Would-be bomber was ‘extraordinary’ witness
A would-be suicide bomber was sentenced Friday to 10 years in prison after federal officials hailed his “extraordinary” work as a witness against Al Qaeda.
Zarein Ahmedzay, 33, has already served most of the time imposed and is likely to walk free within months barely nine years after his arrest.
“I am ashamed to say that I associated myself with people who use Islam to justify terror against innocent people,” the Queens resident said in open court. “I was young, naive and stupid enough to justify it.”
His 2010 move to switch sides and become a cooperating federal witness “was the best decision I ever made,” said Ahmedzay, who was joined in the Brooklyn courtroom by two FBI agents there to offer support.
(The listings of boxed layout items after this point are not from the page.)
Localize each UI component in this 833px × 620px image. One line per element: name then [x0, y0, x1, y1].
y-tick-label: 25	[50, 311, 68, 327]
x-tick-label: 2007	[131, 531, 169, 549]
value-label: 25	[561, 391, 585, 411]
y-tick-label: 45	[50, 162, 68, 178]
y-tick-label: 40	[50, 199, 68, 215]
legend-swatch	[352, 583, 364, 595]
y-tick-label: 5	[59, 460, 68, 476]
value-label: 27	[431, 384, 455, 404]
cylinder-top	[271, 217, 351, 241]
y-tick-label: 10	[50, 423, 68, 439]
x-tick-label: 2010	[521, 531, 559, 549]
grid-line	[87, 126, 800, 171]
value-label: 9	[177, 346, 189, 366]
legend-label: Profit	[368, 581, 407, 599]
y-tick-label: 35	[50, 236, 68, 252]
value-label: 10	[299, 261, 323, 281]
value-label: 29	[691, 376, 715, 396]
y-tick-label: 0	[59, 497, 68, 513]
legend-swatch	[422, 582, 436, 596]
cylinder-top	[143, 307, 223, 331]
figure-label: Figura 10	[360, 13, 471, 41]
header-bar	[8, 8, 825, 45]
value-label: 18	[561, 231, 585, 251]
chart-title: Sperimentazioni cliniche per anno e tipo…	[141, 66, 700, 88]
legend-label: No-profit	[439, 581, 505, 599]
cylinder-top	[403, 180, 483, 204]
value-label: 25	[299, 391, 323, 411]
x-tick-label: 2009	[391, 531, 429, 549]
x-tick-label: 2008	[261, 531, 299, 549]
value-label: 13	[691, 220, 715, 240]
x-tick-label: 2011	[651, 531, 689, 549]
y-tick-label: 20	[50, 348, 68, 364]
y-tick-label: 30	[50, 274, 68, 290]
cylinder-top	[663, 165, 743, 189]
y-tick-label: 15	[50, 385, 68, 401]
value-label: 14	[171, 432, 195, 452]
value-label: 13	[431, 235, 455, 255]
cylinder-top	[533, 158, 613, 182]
Assistant U.S. Attorney Douglas Pravda laid out a litany of Ahmedzay’s efforts in the aftermath of his 2009 arrest for plotting a suicide bombing in the subway. “He’s provided critical intelligence about Al Qaeda, both about its internal workings and its external operations,” he said. “He has completely disavowed the person he used to be.”
A 20-page filing by the Brooklyn Federal Attorney Richard Donoghue detailed how Ahmedzay met with investigators on more than 100 occasions, viewed hundreds of photos and testified at three terrorism trials.
Ahmedzay became a cooperating witness six months after he was arrested for volunteering as a suicide bombers targeting the country’s largest subway system.